D’après la même source, la valeur d’un seul pot-de-vin est passée de 217 dinars en 2014, à 375 dinars en 2020, ajoutant que 76% de ceux qui ont eu recours à cette corruption sont des hommes, contre 24% des femmes. La tranche d’âge de ces personnes varient entre 26 ans et 45 ans, révèle l’étude.
« Perception de la corruption » et climat d’affaires
Selon cette étude, financée par l’ambassade américaine, et qui a été menée auprès d’un échantillon de 1000 personnes, 19% des sondés ont versé un pot-de-vin. Ce taux est presque conforme à l’Indice de Perception de la Corruption 2019, de l’Organisation de la transparence internationale (Transparency International 18%), ce qui place la Tunisie au même rang que l’Afrique du Sud, la Bulgarie, le Panama, et la Colombie
Les résultats de l’enquête ont révélé que la tranche d’âge entre 26 et 45 ans est celle qui paye le plus de pots de vin. Selon la même étude, le niveau d’instruction n’a pas d’impact sur le volume de corruption en Tunisie. En effet, les taux de personnes qui payent des pots de vin ont des niveaux d’éducation primaire, secondaire et universitaire, contrairement aux conclusions auxquelles sont parvenues plusieurs études stipulant que la hausse du niveau d’instruction dans un pays réduit le phénomène de corruption.
Par secteurs, les résultats de l’enquête montrent que les secteurs dans lesquels la corruption est la plus répandues sont la sécurité (50%), la santé (20%), les collectivités locales (1 4%), et les établissements publics de tout type (10%). Les autres secteurs demeurent concernés, à des degrés moindres, par la corruption, à l’instar de l’équipement, des banques et du transport et même les syndicats et les partis politiques.

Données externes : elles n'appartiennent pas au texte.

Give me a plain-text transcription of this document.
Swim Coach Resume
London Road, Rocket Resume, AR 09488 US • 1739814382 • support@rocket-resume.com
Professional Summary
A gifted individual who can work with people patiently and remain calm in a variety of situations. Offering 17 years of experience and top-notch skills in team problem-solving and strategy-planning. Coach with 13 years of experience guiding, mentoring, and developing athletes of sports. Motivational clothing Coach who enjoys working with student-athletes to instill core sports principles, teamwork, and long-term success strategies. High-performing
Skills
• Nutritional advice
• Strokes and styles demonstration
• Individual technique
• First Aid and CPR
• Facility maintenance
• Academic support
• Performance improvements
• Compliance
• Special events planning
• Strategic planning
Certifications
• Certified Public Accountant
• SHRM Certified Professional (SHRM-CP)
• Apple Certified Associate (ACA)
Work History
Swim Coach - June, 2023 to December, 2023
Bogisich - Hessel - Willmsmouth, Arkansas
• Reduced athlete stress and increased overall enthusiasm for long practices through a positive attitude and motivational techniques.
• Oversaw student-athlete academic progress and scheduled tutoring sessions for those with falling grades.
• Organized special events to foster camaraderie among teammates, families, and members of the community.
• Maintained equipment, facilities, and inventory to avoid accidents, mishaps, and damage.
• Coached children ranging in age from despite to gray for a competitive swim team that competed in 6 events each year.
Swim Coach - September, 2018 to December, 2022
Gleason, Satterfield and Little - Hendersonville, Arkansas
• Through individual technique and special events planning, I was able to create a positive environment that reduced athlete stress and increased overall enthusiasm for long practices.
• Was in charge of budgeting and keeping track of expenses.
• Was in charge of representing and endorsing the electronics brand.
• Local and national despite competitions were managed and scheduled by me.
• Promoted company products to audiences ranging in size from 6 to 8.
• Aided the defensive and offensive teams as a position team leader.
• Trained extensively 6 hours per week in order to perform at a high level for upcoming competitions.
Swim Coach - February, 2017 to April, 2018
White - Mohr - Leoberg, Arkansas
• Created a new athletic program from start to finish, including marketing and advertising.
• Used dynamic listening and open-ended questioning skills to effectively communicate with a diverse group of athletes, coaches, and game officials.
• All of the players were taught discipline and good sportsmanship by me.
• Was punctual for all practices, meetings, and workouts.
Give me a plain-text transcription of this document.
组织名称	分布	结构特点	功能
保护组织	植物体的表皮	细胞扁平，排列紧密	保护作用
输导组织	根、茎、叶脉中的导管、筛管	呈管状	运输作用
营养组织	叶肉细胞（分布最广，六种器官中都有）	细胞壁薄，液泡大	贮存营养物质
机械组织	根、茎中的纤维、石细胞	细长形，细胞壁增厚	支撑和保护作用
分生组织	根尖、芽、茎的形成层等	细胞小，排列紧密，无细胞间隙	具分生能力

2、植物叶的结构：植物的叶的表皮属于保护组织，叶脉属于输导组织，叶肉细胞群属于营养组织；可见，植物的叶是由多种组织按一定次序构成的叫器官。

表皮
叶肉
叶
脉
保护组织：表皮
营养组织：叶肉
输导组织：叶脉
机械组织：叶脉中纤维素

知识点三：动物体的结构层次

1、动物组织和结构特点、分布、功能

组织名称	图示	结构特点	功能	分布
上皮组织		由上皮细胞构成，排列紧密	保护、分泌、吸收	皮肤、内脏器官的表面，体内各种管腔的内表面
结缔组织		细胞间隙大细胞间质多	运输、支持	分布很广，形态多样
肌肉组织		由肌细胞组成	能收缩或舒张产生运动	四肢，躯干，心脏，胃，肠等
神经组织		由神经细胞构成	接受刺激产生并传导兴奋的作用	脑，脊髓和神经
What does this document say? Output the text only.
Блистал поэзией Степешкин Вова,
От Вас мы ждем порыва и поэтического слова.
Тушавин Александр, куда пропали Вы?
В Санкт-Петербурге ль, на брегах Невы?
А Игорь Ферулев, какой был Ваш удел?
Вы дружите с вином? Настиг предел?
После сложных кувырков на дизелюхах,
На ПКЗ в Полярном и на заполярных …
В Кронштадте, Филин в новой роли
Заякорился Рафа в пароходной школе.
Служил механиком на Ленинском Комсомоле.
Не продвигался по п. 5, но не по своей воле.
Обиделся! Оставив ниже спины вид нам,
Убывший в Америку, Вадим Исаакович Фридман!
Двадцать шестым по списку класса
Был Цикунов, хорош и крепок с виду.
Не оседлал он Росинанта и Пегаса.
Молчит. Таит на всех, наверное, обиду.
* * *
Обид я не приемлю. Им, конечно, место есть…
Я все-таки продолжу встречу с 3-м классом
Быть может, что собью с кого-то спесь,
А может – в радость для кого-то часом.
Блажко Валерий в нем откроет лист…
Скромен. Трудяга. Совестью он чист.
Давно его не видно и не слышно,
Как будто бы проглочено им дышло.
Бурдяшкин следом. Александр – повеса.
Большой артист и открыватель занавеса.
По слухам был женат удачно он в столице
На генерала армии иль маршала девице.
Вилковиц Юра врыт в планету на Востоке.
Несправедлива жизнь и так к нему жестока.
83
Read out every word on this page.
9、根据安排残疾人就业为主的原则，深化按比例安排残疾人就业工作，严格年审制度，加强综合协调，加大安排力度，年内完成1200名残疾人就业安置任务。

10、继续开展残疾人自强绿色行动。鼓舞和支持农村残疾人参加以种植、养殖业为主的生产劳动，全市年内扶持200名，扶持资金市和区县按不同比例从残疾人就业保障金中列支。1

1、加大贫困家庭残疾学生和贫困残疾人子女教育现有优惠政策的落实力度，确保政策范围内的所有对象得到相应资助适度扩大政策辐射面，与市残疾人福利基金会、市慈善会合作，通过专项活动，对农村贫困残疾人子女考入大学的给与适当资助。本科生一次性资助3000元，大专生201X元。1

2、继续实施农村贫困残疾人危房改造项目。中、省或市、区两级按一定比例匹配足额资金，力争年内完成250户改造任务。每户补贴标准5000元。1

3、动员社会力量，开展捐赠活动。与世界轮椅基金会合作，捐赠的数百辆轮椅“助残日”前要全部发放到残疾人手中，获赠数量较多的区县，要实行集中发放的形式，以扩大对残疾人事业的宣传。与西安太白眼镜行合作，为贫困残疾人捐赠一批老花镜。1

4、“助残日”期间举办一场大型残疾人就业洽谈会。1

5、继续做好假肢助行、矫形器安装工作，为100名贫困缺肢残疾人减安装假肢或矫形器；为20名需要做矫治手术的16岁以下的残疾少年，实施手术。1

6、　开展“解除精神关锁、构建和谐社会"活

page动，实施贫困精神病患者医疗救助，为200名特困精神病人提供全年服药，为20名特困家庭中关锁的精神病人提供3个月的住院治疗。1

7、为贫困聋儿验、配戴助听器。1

Les appréciations par régions montrent que 10 gouvernorats ont réalisé des résultats au dessus de la moyenne nationale (oscillant entre 30% à Béjà et 28% à Kasserine), alors que trois gouvernorats (Monastir , Nabeul et Tunis) sont au même niveau que celui réalisé à l’échelle nationale, 6 gouvernorats entre 17% et 10% dont trois relèvent de la région du sud (Médanine Kébili et Tatouine).
La plupart des professions du secteur privé sont les plus concernées par la corruption. En effet, les professions libérales, les chefs d’entreprises, les cadres moyens du secteur privé ou les agriculteurs ont donné un pot-de-vin avec des taux qui ont dépassé la moyenne nationale ce qui constitue, selon l’étude, un » indicateur d’un mauvais climat d’ affaires ».
« Petite » et « grande » corruption
Quant aux professions du secteur public et les retraités, ils donnent moins de pots-de-vin (10% des employés et 3% des enseignements). A noter que ces faibles taux ne signifient pas l’absence de corruption au sein de cette catégorie, selon les auteurs de l’étude, mais peut refléter d’autres faces de corruption comme le clientélisme et les services rendus.
En ce qui concerne les formes de corruption les plus courantes auprès des Tunisiens, tous s’accordent sur le fait que les pots-de-vin, le régionalisme et le clientélisme reflètent clairement une situation de corruption. Quant aux cadeaux et au favoritisme, ils sont considérés comme une pratique normale par une grande partie des citoyens, selon l’étude. S’agissant des types de corruption les plus connus auprès des tunisiens, 86% des sondés estiment que le phénomène s’est beaucoup aggravé en 2020, contre 4% exprimant le contraire.
A rappeler que la « petite corruption » se produit lorsqu’une personne soudoie des fonctionnaires, comme des policiers, des professionnels de la santé ou des agents des douanes, dans le but de bénéficier d’un traitement préférentiel ou d’accélérer des démarches bureaucratiques. Même si les sommes en jeu sont généralement faibles, la petite corruption est considérée comme répandue et difficile à éradiquer.
En revanche, la « grande corruption » se produit lorsque de hauts fonctionnaires exploitent leur situation d’autorité au sein du gouvernement pour se procurer des avantages personnels. Il s’agit par exemple de fonctionnaires qui reçoivent des pots-de-vin d’une entreprise en échange d’un contrat gouvernemental.